Luckily, it actually made just enough for two this time. Probably because I used my handy-dandy secret spaghetti & linguine weapon against it.

h2. Ingredients

1 tbsp unsalted butter
1 small onions, finely chopped

3/4 c walnuts, finely chopped

1/2 tsp ground cinnamon

1/8 tsp ground nutmeg

2 tbsp dry vermouth (If you’re already drinking it, white wine is also fine.)

1/2 c heavy cream

6 oz dried linguine, cooked according to package directions (I used whole wheat.)

2 tbsp queso blanco or Monteray Jack cheese (I used queso blanco.)

1/2 tsp salt (Optional)

h2. Instructions

Melt the butter in a saucepan, then stir in the onions and walnuts. Medium heat is good for all of this. Cook, stirring occasionally, until the onions get all wonderfully limp & translucent, and the nuts are nicely browned. But at least until the onions are cooked. Then add the vermouth, cinnamon & nutmeg, and cook until the spices smell awesome. This’ll be maybe half a minute, at most. Add the cream, then bring everything to a simmer and cook until it’s nicely thickened (the authors say, “until it coats the back of a spoon”). Stir it frequently to avoid burning/scalding/something gross happening.

Stir in the cooked linguine and the cheese and the salt. Toss to coat the linguine well and keep on the heat to melt the cheese & warm the pasta. Serve at once and say, NOMNOMNOM.

h2. Cooking and Consumption Notes

h3. Cooking

Confession time!

I didn’t weigh my dry pasta. I have a scale, and I use it regularly, but I don’t use it to weigh pasta for two people. I use this plastic thingamabober my mother gave me back when she was cleaning out her kitchen. It’s old & plastic and has graduated holes for spaghetti. You grab a pile of long pasta and put the appropriate sized hole around the strands clenched in your fist. When they fill the hole/ring, that’s the right amount of long pasta for X people. It measures x= 1 – 4.

Second confession time:

If I knew how to code for equations in this software, I totally would have made that some sort of iterating equation there. It probably would have been mathematically wrong, but it would have looked cool.

On to recipe tips:

The hardest part of this recipe is also the part that makes it great. It moves FAST. I rarely cook my pasta ahead of time for meals like this, but I did this time and I am very glad I did. I’m sure I would have over reduced the sauce or burned it or something if I’d had to keep it waiting for the linguine to cook.

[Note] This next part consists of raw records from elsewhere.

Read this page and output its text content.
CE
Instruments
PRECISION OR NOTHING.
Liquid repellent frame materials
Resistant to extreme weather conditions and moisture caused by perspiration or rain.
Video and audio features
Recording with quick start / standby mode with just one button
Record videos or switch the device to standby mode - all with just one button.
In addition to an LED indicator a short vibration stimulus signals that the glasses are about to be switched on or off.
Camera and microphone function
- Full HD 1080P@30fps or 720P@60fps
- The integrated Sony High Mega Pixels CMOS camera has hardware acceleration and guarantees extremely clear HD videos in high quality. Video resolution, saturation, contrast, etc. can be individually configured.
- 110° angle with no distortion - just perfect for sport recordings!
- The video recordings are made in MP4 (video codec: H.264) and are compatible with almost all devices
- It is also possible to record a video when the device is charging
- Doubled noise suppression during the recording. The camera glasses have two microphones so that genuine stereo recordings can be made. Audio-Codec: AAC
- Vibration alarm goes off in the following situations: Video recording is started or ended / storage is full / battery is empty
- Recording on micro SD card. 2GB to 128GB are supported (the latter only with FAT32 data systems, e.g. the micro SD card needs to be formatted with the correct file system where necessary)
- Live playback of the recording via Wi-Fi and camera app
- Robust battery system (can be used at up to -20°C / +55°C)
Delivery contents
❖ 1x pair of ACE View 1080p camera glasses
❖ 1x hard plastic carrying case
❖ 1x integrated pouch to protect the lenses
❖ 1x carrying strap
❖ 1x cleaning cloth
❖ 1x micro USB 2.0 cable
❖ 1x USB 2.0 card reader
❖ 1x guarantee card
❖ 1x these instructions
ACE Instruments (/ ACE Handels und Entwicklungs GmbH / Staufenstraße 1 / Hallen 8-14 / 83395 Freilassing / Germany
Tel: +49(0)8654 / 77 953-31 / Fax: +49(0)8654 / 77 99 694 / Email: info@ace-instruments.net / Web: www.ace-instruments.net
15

I don’t find that the spices start to smell too strongly in this recipe, but they do tend to release some scent as they cook. Use your best judgement. Maybe my spices were just ooooooooold. I don’t think so, as I’ve started buying minute quantities from the bulk bins at Whole Foods as I need them, but it’s totally possible. I’ve no idea how old that stuff is, though.

I used queso blanco because the cheese clearly needs to melt fast. I don’t know that it actually made a difference. I also used it because I never have had it before. That was cool. Then I ate a bunch of it in quesadillas. NOM.

h3. Consumption

Okay, look. This is an ugly dish. It’s really not something that makes you drool to look at it. I think that goes double for me and my whole-wheat pasta.

The whole dish is just brown.

And, truth be told, it doesn’t taste too spectacular either. The taste does not, in fact, make up for the lack of visual appeal.

I don’t mean to dog on the dish. It’s not bad. It’s quite decent, and the fact that it’s lightning fast to make really makes up for a lot of brown and a lot of “not spectacular”. They can’t all be spectacular dishes, right? That’d be review inflation, and I try to combat that as much as I tried to combat grade inflation in a past life. Sadly, a TA does not have a lot of tools to prevent grade inflation.

I would definitely make this again, but I’d definitely pair it with a fun and easy salad as well. It was seriously perfect for what I needed it to do: be a fast and filling dish that I can make while distracted by cooking for the next day’s pot-luck.

Actually, as I say that, I realize that this is the perfect meal for before you leave on a trip or when you’re working on Thanksgiving or anything like that. Fast, easy, decent taste and doesn’t make a lot of dishes.

So, there ya go. Neither a winner or a loser. Solidly in the middle of the pack.